St Michael’s Mount is one of Cornwall’s most beloved and recognisable destinations. A fairy tale castle on a tiny tidal island, it is truly the stuff of fantasy and myth, and if recent reports are to be believed the mount will feature in the upcoming prequel to the enormously popular series ‘Games of Thrones’.
But even before its modern-day fame the mount has always had an air of mystery about it and in fact it features in one of Cornwall’s most famous legends – that of the giant Cormoran and Jack the Giant Slayer!

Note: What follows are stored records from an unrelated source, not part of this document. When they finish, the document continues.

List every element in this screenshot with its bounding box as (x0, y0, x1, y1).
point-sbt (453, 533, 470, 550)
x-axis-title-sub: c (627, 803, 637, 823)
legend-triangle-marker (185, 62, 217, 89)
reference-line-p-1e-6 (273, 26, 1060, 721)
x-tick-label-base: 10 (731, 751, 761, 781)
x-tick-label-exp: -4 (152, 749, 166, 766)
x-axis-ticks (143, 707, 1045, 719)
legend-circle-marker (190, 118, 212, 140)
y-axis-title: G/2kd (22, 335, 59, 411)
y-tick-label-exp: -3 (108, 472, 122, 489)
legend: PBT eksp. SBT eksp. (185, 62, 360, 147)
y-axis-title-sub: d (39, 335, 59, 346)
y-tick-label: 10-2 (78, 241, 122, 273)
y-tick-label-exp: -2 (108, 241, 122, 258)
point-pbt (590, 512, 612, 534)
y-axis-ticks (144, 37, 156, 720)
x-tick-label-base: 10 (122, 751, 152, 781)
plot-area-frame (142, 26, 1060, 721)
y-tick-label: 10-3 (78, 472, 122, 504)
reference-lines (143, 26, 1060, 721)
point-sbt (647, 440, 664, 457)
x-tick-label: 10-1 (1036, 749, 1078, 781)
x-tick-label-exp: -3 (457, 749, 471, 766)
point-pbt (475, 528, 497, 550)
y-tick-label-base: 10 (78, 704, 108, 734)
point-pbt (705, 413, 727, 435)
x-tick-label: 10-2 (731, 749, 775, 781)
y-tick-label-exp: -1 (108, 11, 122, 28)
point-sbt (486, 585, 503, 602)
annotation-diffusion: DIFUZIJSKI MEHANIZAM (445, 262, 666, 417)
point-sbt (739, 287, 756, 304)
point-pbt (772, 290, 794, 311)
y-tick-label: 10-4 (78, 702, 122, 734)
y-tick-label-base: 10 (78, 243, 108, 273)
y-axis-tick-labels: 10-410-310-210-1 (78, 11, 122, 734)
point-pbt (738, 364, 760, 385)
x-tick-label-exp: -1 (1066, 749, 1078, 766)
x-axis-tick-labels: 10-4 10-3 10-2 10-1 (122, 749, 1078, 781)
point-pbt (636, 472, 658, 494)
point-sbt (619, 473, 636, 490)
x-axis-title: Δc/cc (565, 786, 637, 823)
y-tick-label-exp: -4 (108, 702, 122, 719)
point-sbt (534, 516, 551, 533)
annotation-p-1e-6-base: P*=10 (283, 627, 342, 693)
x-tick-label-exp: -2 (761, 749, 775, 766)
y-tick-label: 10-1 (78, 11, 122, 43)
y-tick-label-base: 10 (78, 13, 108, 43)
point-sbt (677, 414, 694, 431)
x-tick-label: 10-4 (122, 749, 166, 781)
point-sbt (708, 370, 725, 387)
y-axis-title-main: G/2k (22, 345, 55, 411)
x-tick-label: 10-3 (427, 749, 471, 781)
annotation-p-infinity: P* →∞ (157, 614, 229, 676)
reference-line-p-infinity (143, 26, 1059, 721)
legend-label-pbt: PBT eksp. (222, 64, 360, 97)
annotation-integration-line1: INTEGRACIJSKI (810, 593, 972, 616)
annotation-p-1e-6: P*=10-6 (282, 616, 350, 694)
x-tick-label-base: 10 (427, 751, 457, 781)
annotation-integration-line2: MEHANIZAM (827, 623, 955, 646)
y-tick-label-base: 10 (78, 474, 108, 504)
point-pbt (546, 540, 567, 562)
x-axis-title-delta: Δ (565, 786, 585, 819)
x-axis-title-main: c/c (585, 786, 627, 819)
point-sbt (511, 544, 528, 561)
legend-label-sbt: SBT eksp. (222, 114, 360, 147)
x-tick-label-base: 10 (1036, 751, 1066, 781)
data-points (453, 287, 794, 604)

The story goes that Cormoran built the hill on which the castle now stands out of huge boulders as a home for him and his wife. He was said to be very friendly with the giant Trecobben who lived on nearby Trecrom hill and they shared an enormous hammer for their building work. The giants would nonchalantly throw the massive tool back and forth between the two hills and one day Trecobben threw the hammer and accidently struck Cormoran’s wife on the head killing her. The pair were grief stricken and buried her where the castle courtyard is today.
Cormoran was not too friendly with his other neighbours after this however and would come wading ashore from the island and cause havoc, scaring the people and stealing their sheep and cows for his dinner. In the end the local folk put up a reward for anyone who could rid them of this menace.
St Michael’s Mount
Young Jack was said to be the son of a farmer living near Lands End and he heard of the reward for slaying the giant and came up with a cunning plan. One night Jack rowed out to the island while Cormoran was asleep and dug an enormous pit. It was nearly dawn by the time he had finished and as the sun began to rise Jack stood on the far side of the pit and blew a horn to wake the giant. Cormoran was furious at the rude awakening and charged at Jack with the rising sun in his eyes. Of course he fell into the pit and Jack was able to strike him with his pickaxe and then fill the dirt back in on top of his foe.
The local people were delighted and gave Jack the title of ‘giant slayer’. The hole into which Cormoran fell is said to be the island’s well which can still be seen to this day, as can a heart-shaped cobblestone said to be the giant’s heart.